(Bloomberg) -- New York’s Metropolitan Transportation Authority is set to vote on creating a subsidiary corporation to oversee a new rail facility below Grand Central Terminal that will connect Long Island commuters to Manhattan’s east side.

The East Side Access project is estimated to cut commuting times by extending the Long Island Rail Road into Grand Central.
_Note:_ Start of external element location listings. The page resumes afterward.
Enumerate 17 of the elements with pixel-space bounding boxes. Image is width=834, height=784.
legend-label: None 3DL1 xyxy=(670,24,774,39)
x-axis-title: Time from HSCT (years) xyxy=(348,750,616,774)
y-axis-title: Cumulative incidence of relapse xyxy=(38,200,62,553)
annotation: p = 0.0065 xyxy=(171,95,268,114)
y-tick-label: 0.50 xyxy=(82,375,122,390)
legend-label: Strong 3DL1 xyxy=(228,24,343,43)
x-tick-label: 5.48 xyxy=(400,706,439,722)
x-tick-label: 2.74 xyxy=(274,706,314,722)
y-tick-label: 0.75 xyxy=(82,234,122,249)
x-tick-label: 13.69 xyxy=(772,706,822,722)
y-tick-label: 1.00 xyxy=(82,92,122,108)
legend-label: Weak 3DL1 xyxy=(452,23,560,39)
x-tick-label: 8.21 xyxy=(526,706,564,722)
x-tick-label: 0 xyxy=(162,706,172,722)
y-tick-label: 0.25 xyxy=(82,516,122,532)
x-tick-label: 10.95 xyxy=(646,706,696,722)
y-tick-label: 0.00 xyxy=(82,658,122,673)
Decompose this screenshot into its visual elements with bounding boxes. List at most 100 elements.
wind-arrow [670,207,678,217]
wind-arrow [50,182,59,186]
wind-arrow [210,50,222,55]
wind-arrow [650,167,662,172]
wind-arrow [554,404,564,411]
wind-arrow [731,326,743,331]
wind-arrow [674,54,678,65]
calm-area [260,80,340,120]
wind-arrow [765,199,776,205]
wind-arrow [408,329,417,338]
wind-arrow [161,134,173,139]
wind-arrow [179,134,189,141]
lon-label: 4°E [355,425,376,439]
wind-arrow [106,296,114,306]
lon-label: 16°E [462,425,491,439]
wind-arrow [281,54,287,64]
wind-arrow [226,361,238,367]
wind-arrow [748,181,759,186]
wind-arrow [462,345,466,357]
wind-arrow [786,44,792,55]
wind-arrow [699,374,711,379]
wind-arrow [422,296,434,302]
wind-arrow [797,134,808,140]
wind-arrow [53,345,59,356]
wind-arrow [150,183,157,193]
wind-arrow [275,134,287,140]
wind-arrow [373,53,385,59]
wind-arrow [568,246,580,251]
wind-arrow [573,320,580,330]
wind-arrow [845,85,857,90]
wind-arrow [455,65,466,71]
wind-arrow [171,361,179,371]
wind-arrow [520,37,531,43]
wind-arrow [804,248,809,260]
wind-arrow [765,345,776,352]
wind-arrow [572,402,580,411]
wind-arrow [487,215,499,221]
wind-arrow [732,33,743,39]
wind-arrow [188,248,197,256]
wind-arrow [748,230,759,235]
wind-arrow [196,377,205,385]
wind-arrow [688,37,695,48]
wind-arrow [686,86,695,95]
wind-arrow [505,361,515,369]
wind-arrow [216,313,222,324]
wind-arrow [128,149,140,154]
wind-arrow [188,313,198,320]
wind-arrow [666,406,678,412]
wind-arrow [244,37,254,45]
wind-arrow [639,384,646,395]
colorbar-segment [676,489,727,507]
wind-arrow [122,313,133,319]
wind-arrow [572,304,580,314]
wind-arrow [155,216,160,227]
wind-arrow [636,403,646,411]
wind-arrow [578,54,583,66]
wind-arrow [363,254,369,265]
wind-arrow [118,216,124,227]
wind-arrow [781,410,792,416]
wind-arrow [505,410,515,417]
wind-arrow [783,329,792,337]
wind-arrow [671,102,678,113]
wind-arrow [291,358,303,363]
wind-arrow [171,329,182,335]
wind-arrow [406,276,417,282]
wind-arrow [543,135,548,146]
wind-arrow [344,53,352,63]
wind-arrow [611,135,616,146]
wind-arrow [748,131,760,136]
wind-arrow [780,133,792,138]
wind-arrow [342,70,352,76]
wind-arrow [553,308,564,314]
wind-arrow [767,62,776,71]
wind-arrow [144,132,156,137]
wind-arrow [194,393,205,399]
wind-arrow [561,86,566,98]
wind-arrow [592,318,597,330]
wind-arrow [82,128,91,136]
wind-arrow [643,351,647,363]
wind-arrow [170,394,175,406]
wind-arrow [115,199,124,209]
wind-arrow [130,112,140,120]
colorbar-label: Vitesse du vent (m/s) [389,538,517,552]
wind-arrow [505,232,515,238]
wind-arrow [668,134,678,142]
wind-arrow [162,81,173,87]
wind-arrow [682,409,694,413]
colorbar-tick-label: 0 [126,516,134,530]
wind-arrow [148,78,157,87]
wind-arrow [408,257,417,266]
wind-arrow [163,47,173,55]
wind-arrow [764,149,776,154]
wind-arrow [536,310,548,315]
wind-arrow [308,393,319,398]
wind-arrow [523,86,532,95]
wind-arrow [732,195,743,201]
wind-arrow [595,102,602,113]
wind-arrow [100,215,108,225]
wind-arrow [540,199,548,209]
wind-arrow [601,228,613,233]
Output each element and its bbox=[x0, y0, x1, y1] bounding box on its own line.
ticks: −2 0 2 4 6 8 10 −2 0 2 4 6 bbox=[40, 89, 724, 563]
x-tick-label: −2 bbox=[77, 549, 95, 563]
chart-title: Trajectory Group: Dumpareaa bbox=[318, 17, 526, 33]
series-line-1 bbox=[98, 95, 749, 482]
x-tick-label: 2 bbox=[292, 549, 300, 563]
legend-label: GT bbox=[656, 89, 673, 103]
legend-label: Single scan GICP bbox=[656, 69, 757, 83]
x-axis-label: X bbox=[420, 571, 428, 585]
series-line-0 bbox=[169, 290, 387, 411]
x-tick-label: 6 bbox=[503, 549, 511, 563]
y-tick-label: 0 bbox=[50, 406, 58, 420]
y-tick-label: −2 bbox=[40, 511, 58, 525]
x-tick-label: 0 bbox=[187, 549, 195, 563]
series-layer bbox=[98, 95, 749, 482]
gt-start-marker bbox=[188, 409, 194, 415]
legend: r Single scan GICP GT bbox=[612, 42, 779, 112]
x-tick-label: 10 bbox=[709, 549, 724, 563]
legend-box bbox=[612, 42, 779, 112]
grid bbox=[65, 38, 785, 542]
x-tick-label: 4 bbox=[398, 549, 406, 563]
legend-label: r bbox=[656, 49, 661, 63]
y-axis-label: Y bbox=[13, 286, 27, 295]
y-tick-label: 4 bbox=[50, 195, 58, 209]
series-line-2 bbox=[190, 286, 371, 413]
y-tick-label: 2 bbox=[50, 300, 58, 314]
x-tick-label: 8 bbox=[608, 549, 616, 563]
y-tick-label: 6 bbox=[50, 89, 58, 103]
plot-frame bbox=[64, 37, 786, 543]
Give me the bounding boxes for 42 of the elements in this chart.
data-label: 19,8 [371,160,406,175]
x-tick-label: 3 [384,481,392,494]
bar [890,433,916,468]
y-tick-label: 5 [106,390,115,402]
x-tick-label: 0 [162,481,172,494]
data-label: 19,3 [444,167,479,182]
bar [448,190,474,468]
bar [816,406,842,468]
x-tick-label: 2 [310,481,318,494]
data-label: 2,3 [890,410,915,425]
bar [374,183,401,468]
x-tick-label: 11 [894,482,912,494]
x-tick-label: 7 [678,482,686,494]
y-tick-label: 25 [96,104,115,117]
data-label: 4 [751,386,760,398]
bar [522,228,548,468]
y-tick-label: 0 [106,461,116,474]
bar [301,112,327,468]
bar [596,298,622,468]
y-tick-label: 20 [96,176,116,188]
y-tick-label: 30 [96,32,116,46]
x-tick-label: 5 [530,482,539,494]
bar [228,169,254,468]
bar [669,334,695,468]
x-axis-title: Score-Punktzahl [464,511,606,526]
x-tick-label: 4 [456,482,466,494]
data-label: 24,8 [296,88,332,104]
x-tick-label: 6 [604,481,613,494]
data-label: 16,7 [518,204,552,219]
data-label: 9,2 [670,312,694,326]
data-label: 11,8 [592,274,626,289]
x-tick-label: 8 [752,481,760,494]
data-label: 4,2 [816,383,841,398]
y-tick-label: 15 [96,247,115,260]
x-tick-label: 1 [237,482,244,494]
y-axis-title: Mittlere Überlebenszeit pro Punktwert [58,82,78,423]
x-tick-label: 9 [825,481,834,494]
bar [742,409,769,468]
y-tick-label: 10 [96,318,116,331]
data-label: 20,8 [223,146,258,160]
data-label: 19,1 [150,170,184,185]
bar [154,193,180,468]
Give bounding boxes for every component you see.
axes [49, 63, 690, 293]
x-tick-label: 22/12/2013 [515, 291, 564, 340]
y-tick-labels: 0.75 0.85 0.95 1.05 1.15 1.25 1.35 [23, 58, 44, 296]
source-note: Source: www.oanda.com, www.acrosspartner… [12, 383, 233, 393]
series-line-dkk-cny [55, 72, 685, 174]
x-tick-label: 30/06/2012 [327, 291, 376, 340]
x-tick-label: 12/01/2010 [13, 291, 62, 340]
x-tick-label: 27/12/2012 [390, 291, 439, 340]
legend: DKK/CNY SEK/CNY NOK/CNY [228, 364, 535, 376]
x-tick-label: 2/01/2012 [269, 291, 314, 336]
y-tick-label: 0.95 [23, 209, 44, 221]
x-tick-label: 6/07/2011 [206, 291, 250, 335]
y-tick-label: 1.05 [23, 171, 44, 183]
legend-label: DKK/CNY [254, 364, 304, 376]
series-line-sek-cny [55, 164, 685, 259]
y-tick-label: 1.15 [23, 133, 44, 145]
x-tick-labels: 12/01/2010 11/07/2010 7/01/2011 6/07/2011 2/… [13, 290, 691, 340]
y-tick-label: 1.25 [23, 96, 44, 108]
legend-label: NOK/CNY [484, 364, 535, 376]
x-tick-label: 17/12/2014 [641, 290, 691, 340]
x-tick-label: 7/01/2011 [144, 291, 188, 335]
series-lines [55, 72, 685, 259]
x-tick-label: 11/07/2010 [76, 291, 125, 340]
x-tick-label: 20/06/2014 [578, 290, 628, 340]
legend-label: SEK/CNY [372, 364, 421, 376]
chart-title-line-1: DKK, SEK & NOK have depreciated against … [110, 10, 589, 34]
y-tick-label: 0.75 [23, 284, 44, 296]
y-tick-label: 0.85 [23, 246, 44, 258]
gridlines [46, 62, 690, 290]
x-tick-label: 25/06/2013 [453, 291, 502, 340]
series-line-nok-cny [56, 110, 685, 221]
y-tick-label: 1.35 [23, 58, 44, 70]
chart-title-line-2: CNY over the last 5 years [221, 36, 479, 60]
The commuter line runs between Long Island and Penn Station, located on midtown Manhattan’s west side.

The MTA’s board is set to discuss and vote on creating the new entity at its monthly board meeting Wednesday, according to documents posted on the transit agency’s website. The new rail terminal is set to open December 2022 as the MTA struggles to bring ridership back to pre-pandemic levels. The LIRR carried 153,700 riders on Monday, a 47% drop from 2019.

The MTA is the largest public-transportation system in the U.S. and includes New York City’s subways and buses, the Long Island Rail Road and Metro North Rail Road, which connects the city to its northern suburbs. The MTA already has subsidiaries that manage those systems. This action would create another entity just for the new terminal underneath Grand Central.

The subsidiary will oversee the new 350,000-square foot terminal, which includes eight new rail tracks and 25,000 square feet of retail space within a concourse below Grand Central. A private operator will manage and maintain the hub. Long Island Railroad employees will take care of the rail work, creating about 210 new positions.

The $11 billion project is set to open December 2022 after years of delays and billions in cost overruns.